Pictured Rocks was our destination and we arrived Monday afternoon at the City of Munising Tourist Park. There was no one at the campground office so we perused the sites, grabbed one on the lake, paid our fee and settled in. Later that afternoon Terry walked back to the office to ensure all was well and was told by the attendant that we had chosen the best site in the park. Maybe she says this to everyone but we certainly think we got lucky. Stepping out our door, we are literally 20 yards from Lake Superior. Full hook-ups and right on the water. Life is good!
It was a little blustery when we arrived but was still warm enough to walk along the beach. We felt like we were walking along the ocean instead of a lake, watching the waves lapping the shore. We can walk a mile in either direction and the views from our living room windows are amazing!
Tuesday morning we decided to get the lay of the land. Our first stop was to the Pictured Rocks National Lakeshore Visitor Center, where we picked up literature on available activities in the area. I learned that Michigan has more waterfalls than any other state in the U.S. and more shoreline than any state besides Alaska.
From here it was time to do some exploring. Our first stop was to Munising Falls, a 50′ drop into a sandstone canyon. Lovely and right within the city of Munising.
Just a few miles down the road is Sand Point, a picturesque little cove just begging to be photographed.
Sandstone cliffs 5 miles from Munising Falls are known as Miners Castle, for the turret-shaped rock caused by wind and water erosion. This 9-story rock formation is one of Pictured Rocks most popular attractions.

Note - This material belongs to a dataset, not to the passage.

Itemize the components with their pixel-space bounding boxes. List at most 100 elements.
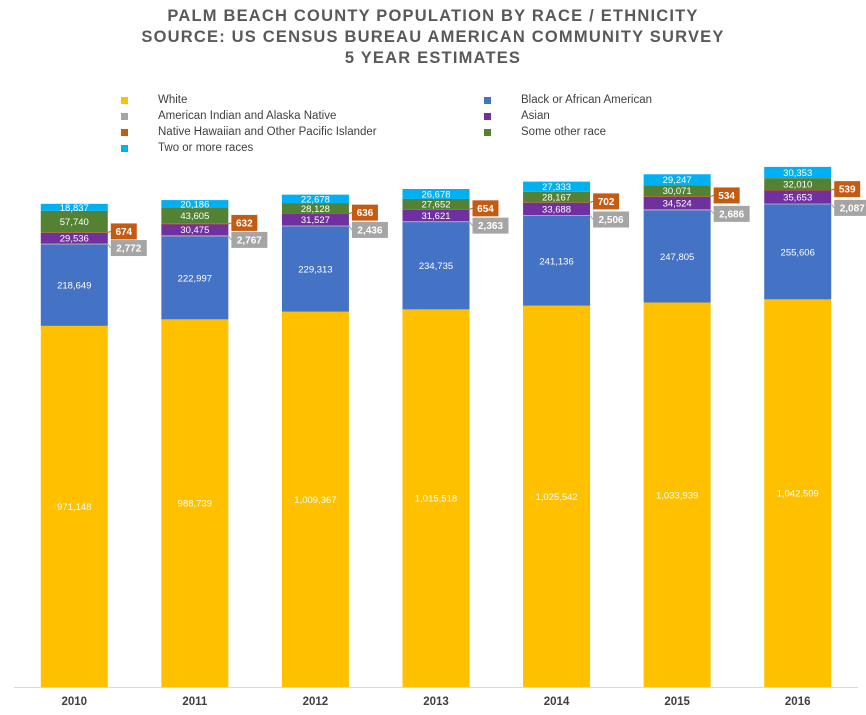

A one-mile hike through a beech and maple forest and we were rewarded with a view of one of the lakeshore’s most spectacular sights – Miners Falls. The falls of the Miners River cascade over a 60-foot precipice of sandstone and they were stunning.
The weather predictions have been for clouds and the possibility of rain over the next couple of days but we refused to let that deter us. Today we ventured out to get a good day hike in. It proved to be a sunny day instead and we settled on the Chapel Basin hike.
This is a 10 mile hike weaving through dense beech and maple forests, opening up onto sandy beaches, with Pictured Rock views from almost every turn, and the “cherry on top” was a great waterfall. Normally a hike of this length would not keep us out 6 hours but today that is just what we did. There was just too much to see and we wanted to take advantage of the great weather as we know our days of sunshine may be numbered.
The first leg of our journey took us through forest to Mosquito Beach, with gorgeous views of Lake Superior. The photo below is looking east across the beach. Notice what the wave action has done to the sandstone formation.
Looking to the west on Mosquito Beach are caves known as the Caves of the Bloody Chiefs, which legend says were used by ancient chiefs to tie captives and let Lake Superior batter them to death. A rather gruesome story but a lovely sight nonetheless.
Three miles further down the trail we saw a breathtaking sight I am sure has captured many a photographer’s eye, Grand Portal Point. Until September 16, 1900, it contained a massive arch through which a small ship could sail. Kayakers could still paddle through a small archway until Grand Portal suffered a second collapse in late 1999, inhibiting all boat activity.
The colors and textures that presented themselves along this trail were too numerous to count.
Another 1.5 miles down the trail and we arrived at Chapel Beach and the beautiful Chapel Rock formation.
Back on the trail and we were shocked to see that the tree sitting atop Chapel Rock still has its lifeline on the mainland. Notice how the root system is suspended over the chasm.
Although dense, we were surprised at how far into the forest we could see from the trail. The canopy was high above us and the forest floor was covered mainly with ferns.
Last but not least was a stop at Chapel Falls, the final stunner for this hike. It has a 60′ cascade and flows down to the base of Chapel Rock.
Terry and I have done our fair share of hiking and feel that today’s hike is at the top of our list of favorite forays into the wilderness. We can’t wait to continue our UP exploration.